A chi ha corso e corre in silenzio

Le polemiche sulla regolarità del campionato italiano accompagnano la serie A da tanti anni. Lo strumento tecnologico fornisce sempre maggiori elementi di verifica (presunta) e, come prevedibile, aumenta pure il livello di confusione. Una rissa servita ovunque rimbalzi la possibilità di commentare sviste arbitrali e decisioni sbagliate che si trasformano in potenziali episodi decisivi ai fini di un risultato. Oggi, pure col VAR.

Al di là di come ognuno se ne faccia un’idea, giusta o sbagliata, affermarla con certezza, quell’idea, soprattutto se diretta a forti sospetti, senza prove, senza documenti, senza verifiche certe e incontestabili, sarebbe un azzardo punto e basta, anche davanti all’evidenza di alcune tendenze, volendo ammetterle e prenderle in considerazione. Ma sempre tendenze, non certezze. Ivi comprese le appartenenze e le partecipazioni in, sempre presunta, malafede dei media accondiscendenti.

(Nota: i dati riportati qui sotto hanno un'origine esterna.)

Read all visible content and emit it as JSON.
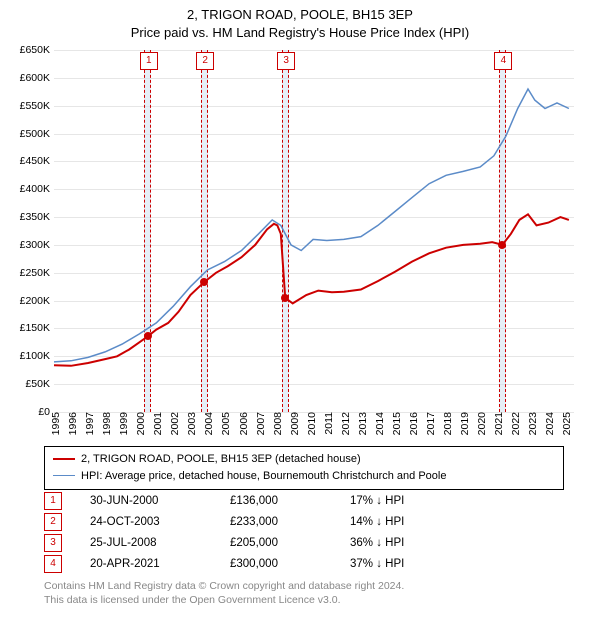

Ogni volta che presto attenzione a questo genere di discussione, oltre ogni caso specifico, riguardante direttamente e generalmente il campionato italiano, mi viene in mente la scena di un film che, perdonate l’accostamento azzardato, racconta la vicenda di un giovane studente statunitense che si trova nel bel mezzo di un intrigo politico e di spionaggio che coinvolge un ex ufficiale delle SS e una potente agenzia di servizi segreti americani. Il maratoneta (Marathon Man), di John Schlesinger, racconta la storia di Thomas Babington "Babe" Levy, interpretato da Dustin Hoffman, finito in una faccenda molto più grande di lui che lo mette faccia a faccia con Laurence Olivier, nei panni di Christian Szell, uno spietato dentista nazista sfuggito alla carcerazione e implicato in un ricco traffico di diamanti. La scena in questione vede Thomas catturato da Szell e condotto sotto i suoi ferri per essere torturato onde rivelargli informazioni utili per recuperare i diamanti. 

Thomas, coinvolto involontariamente a causa dell’attività segreta di su fratello, non conosce queste informazioni e non può rispondere alle domande del crudele medico criminale di guerra. Una domanda in particolare mette in inquieto e disperato imbarazzo Thomas. “È sicuro?”. A più riprese Szell pone al ragazzo questo interrogativo apparentemente semplice ed essenziale, enigmatico e misterioso. “È sicuro?”. Thomas, alternando risposte confuse e sommarie, completamente allo scuro di quello che sta succedendo, si perde dietro a questa strana domanda, bloccandosi e imprigionandosi da solo dentro il terribile momento che sta vivendo, senza provare invece a capire e a guardare quello che prima era stato e ancora è il dottor Szell.

Ecco, quando qualcuno sui giornali o nelle tv si interroga denunciando la presunta irregolarità del campionato italiano, reclamando verità, giustizie o qualunque altra forma di rivelazione, anche un po’ a se stesso, di quello che vorrebbe che il calcio fosse ma che in fondo può essere, mi ricorda uno dei significati, tra i tanti, di quella scena. “È sicuro?”. Ma la questione, o, se vogliamo dire la domanda (con buona pace di Shakespeare) invece che rivolgersi a un adesso per ora privo di risposte adeguate, incapaci di andare oltre i soliti sospetti, non andrebbe forse rivolta a quello che è stato? Quando Szell chiede a Thomas ‘è sicuro?’, Dustin Hoffman, e ogni altro giovane inconsapevole e smarrito capitato su quel lettino, non farebbe meglio a spostare la domanda da quel momento a quello in cui sarebbe più semplice riconoscere l’autore di quell’interrogatorio? Chi è stato Szell? E forse, chissà, Thomas otterrebbe qualche elemento in più per capire chi è adesso. Se ci si chiede "è sicuro?" su qualcosa che è oggi, forse non potrebbe essere utile voltarsi e chiederselo su quello che quel qualcosa è stato ieri?

P.S.

Terrei a specificare ulteriormente che l’adozione della scena citata è strettamente metaforica e allegorica, perché gli argomenti trattati ne Il maratoneta sono estremamente drammatici e delicati. Pertanto, sempre bene chiarirlo, si resti dentro l’interrogativo “È sicuro?”